A pandemia de covid-19 tornou os termómetros omnipresentes: nas lojas, em aeroportos, em museus e nos mais variados serviços. Hoje, pode parecer óbvio que a febre está ligada a uma alta temperatura corporal, mas nem sempre foi assim.
Teresa Hollerbach, investigadora do Instituto Max Planck de História da Ciência, explica, num artigo assinado no The Conversation, que vários historiadores concordam que um membro do círculo veneziano de amigos de Galileu Galilei foi o primeiro a usar o termómetro na medicina.
Sanctorio Sanctorius (1561-1636) desenvolveu os primeiros termómetros para determinar o calor corporal dos seus pacientes.
Na altura, foi uma novidade. As pessoas estavam longe de imaginar que os números podiam estar relacionados com a saúde ou a doença e confiavam na experiência dos profissionais, que tocavam com a mão na testa para medir o tipo e a intensidade da febre.
Em vez de líquidos, o médico veneziano fez uso da expansão térmica do ar nos seus termómetros. Uma vez que o ar não se expande devido às mudanças na temperatura, mas também na pressão atmosférica, os termómetros de Sanctorius eram sensíveis a ambos.
Isto significa que qualquer medição da temperatura seria distorcida pela influência da pressão atmosférica.
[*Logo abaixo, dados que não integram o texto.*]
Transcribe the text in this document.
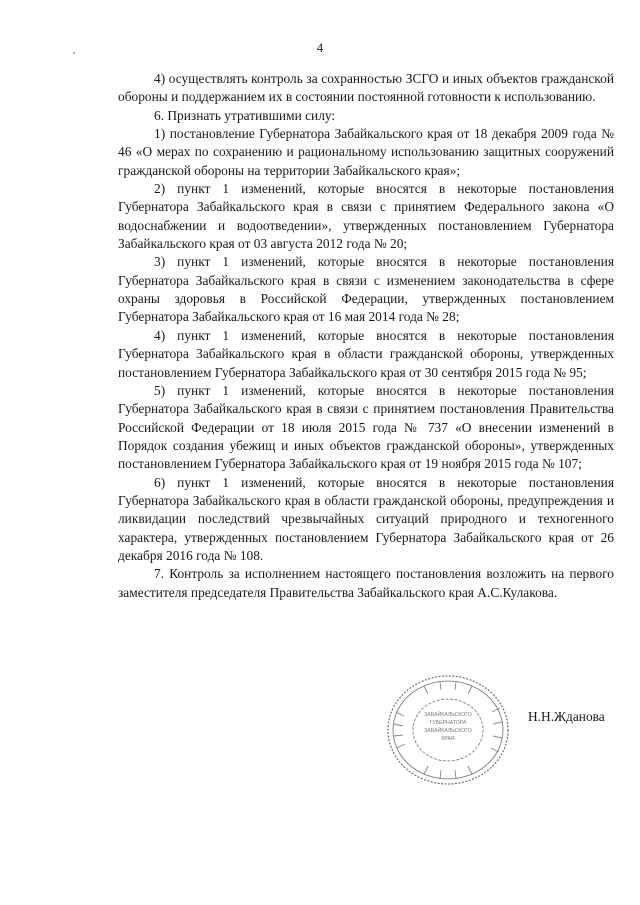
4

4) осуществлять контроль за сохранностью ЗСГО и иных объектов гражданской обороны и поддержанием их в состоянии постоянной готовности к использованию.

6. Признать утратившими силу:

1) постановление Губернатора Забайкальского края от 18 декабря 2009 года № 46 «О мерах по сохранению и рациональному использованию защитных сооружений гражданской обороны на территории Забайкальского края»;

2) пункт 1 изменений, которые вносятся в некоторые постановления Губернатора Забайкальского края в связи с принятием Федерального закона «О водоснабжении и водоотведении», утвержденных постановлением Губернатора Забайкальского края от 03 августа 2012 года № 20;

3) пункт 1 изменений, которые вносятся в некоторые постановления Губернатора Забайкальского края в связи с изменением законодательства в сфере охраны здоровья в Российской Федерации, утвержденных постановлением Губернатора Забайкальского края от 16 мая 2014 года № 28;

4) пункт 1 изменений, которые вносятся в некоторые постановления Губернатора Забайкальского края в области гражданской обороны, утвержденных постановлением Губернатора Забайкальского края от 30 сентября 2015 года № 95;

5) пункт 1 изменений, которые вносятся в некоторые постановления Губернатора Забайкальского края в связи с принятием постановления Правительства Российской Федерации от 18 июля 2015 года № 737 «О внесении изменений в Порядок создания убежищ и иных объектов гражданской обороны», утвержденных постановлением Губернатора Забайкальского края от 19 ноября 2015 года № 107;

6) пункт 1 изменений, которые вносятся в некоторые постановления Губернатора Забайкальского края в области гражданской обороны, предупреждения и ликвидации последствий чрезвычайных ситуаций природного и техногенного характера, утвержденных постановлением Губернатора Забайкальского края от 26 декабря 2016 года № 108.

7. Контроль за исполнением настоящего постановления возложить на первого заместителя председателя Правительства Забайкальского края А.С.Кулакова.

ЗАБАЙКАЛЬСКОГО
ГУБЕРНАТОРА
ЗАБАЙКАЛЬСКОГО
КРАЯ
Н.Н.Жданова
Nos termómetros que se seguiram, o ar foi substituído por um líquido lacrado num tubo de vidro.
Além disso, embora Sanctorius usasse o termo latino temperamentum, o seu conceito de “temperatura” era muito diferente do de hoje.
O médico aderiu à teoria humoral, que presumia que a saúde humana dependia de uma proporção equilibrada de quatro humores (i.e., fluidos corporais): sangue, catarro, bílis amarela e bílis negra.
Quando Sanctorius usou os seus termómetros de febre, o que o médico tentava medir eram certos graus de calor e frio na pele dos seus pacientes, que acreditava que revelariam as suas misturas individuais dos quatro humores.
Apesar de o diagnóstico e tratamento da febre serem uma preocupação central dos médicos da altura, os termómetros de Sanctorius não tinham uma aplicação considerável na prática médica diária, porque o aumento da temperatura não era considerado o principal fator determinante da febre.
Na prática, a “quantidade” de calor era considerada apenas um dos vários parâmetros que permitiam aos médicos diferenciar entre o calor corporal saudável e o calor febril. Na altura, a medição do calor corporal era de interesse secundário.
O termómetro só entrou no uso clínico geral no século XIX. Hoje, a febre é definida como temperatura corporal elevada e encarada como um sintoma de diversas doenças.